Drug dealing and fighting leaves some Northland residents living in fear of their state house neighbours

July 5, 2018

They’re calling on Housing New Zealand to evict the troublemakers.

Some Northland residents say they're living in fear of their state house neighbours, claiming they're dealing drugs and fighting in the streets. 

They're calling on Housing New Zealand to evict troublemakers. But that could go against the agency's new soft approach on drug use. 

Angela Herbert and her five children live in one of the 2000 Housing New Zealand properties in Northland, and they waited months to get in. 

"When you do get one you really want to try and hold on to it as long as you can because it's hard," Ms Herbert said.

But Northland National MP Matt King says not everyone deserves them, because in the eight months he's been in office he's received 40 complaints about six different Housing New Zealand properties 

"Drug dealing, selling, vandalism, theft, assaults, violence in the street, people using weapons, general intimidation. You name it, it's going on," Mr King said. 

The more serious complaints come from Kerikeri and Dargaville. Police have attended 70 incidents in one Kerikeri property in the last three years. 

None of the complainants would appear on camera to tell their stories for fear of retaliation, and for that reason 1 NEWS decided not to identify the properties or the streets involved. 

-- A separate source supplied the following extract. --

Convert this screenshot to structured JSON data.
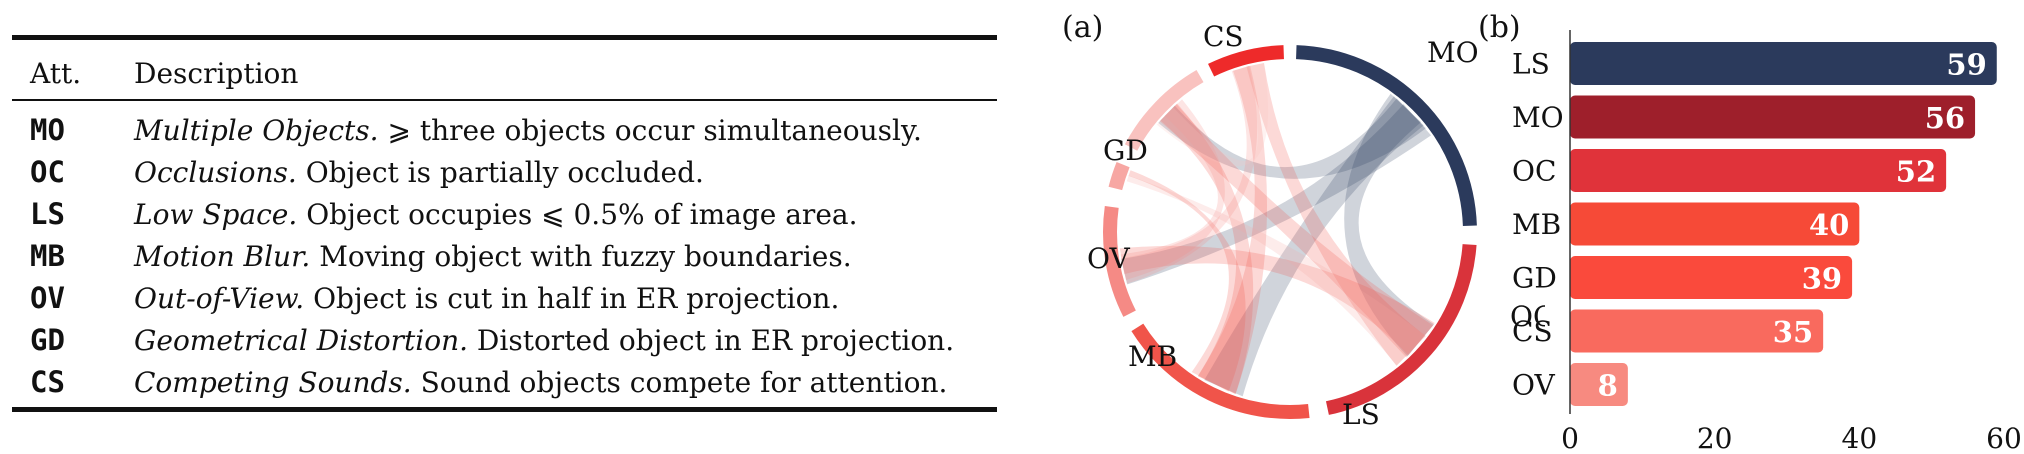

But they did tell 1 NEWS their pets have been poisoned, they're being threatened with violence and regularly sworn at, they're too scared to do the gardening or go for walks, and they can't sleep because there are parties and fighting most nights.

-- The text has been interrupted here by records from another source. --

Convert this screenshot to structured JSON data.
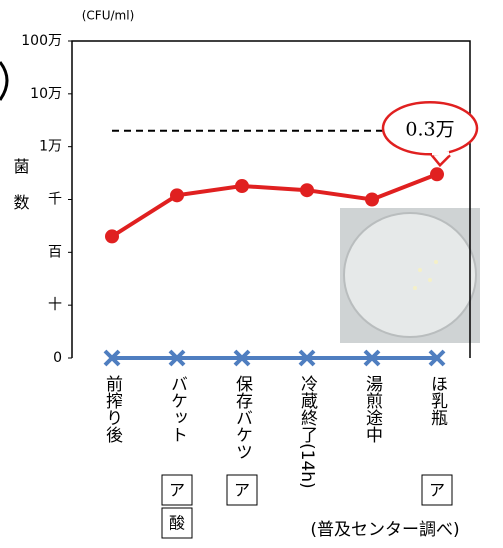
{
  "chart_data": {
    "type": "line",
    "unit_label": "(CFU/ml)",
    "y_label": "菌数",
    "log_scale": true,
    "ylim": [
      1,
      1000000
    ],
    "yticks": [
      {
        "value": 1,
        "label": "0"
      },
      {
        "value": 10,
        "label": "十"
      },
      {
        "value": 100,
        "label": "百"
      },
      {
        "value": 1000,
        "label": "千"
      },
      {
        "value": 10000,
        "label": "1万"
      },
      {
        "value": 100000,
        "label": "10万"
      },
      {
        "value": 1000000,
        "label": "100万"
      }
    ],
    "categories": [
      "前搾り後",
      "バケット",
      "保存バケツ",
      "冷蔵終了(14h)",
      "湯煎途中",
      "ほ乳瓶"
    ],
    "series": [
      {
        "color": "#e02020",
        "marker": "circle",
        "values": [
          200,
          1200,
          1800,
          1500,
          1000,
          3000
        ],
        "value_labels": [
          null,
          null,
          null,
          null,
          null,
          "0.3万"
        ]
      },
      {
        "color": "#4f7ec0",
        "marker": "x",
        "values": [
          1,
          1,
          1,
          1,
          1,
          1
        ]
      }
    ],
    "reference_line": 20000,
    "category_notes": [
      [],
      [
        "ア",
        "酸"
      ],
      [
        "ア"
      ],
      [],
      [],
      [
        "ア"
      ]
    ],
    "source": "(普及センター調べ)"
  }
}
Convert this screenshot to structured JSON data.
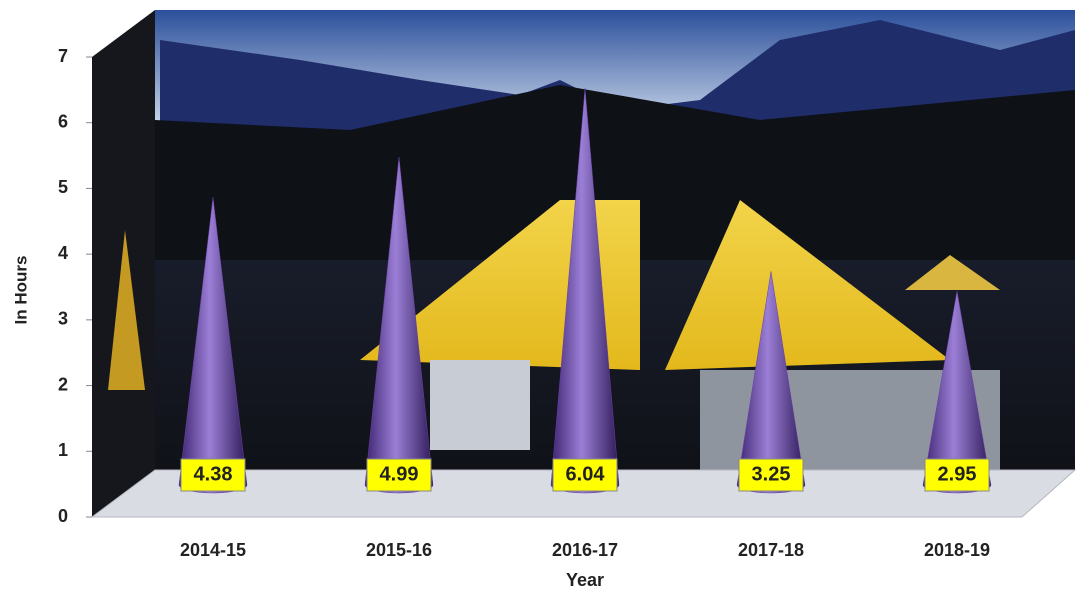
{
  "chart_data": {
    "type": "cone",
    "categories": [
      "2014-15",
      "2015-16",
      "2016-17",
      "2017-18",
      "2018-19"
    ],
    "values": [
      4.38,
      4.99,
      6.04,
      3.25,
      2.95
    ],
    "color": "#6a3fa8",
    "label_color": "#ffff00",
    "ylim": [
      0,
      7
    ],
    "yticks": [
      0,
      1,
      2,
      3,
      4,
      5,
      6,
      7
    ],
    "ylabel": "In Hours",
    "xlabel": "Year"
  }
}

Housing New Zealand has thrown out two Northland tenants in the last 12 months, but has a zero eviction policy for drug use.

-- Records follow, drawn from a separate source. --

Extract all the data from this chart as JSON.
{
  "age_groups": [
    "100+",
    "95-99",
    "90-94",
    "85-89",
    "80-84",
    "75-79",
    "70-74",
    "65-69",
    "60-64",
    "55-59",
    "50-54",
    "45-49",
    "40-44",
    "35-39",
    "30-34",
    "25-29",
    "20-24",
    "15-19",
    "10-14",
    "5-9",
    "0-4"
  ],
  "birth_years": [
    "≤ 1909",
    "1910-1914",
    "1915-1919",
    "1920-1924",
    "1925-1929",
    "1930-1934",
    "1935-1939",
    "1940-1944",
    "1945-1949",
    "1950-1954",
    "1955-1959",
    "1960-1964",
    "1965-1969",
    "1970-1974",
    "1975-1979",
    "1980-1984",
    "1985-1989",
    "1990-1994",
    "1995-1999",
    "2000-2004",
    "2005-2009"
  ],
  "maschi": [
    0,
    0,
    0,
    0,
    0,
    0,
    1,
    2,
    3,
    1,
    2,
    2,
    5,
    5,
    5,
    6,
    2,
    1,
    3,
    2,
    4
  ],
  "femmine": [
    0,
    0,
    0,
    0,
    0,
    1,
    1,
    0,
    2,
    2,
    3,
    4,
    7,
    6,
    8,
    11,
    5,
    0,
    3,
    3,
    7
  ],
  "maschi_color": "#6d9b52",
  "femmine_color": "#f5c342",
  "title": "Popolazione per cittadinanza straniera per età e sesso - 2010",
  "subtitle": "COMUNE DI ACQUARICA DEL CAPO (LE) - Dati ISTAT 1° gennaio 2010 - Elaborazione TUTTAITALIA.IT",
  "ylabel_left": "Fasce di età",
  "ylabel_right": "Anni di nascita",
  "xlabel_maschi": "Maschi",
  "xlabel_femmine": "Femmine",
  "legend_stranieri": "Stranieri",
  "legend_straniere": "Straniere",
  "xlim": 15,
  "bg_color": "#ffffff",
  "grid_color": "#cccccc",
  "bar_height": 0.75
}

Alistair Russell of Auckland Action Against Poverty says evicting people and making them and their families homeless makes nobody safer.

"The knee-jerk reaction to want to punish people has spectacularly failed time and time again," he said.

But Mr King says Housing New Zealand should set an example.

"I think a degree of Housing New Zealand tenants have to be evicted, have to be dealt with seriously so that the vast majority can see that behaviour won't be tolerated," he said. 

Meanwhile 328 other families are on the waiting list for social housing in Northland.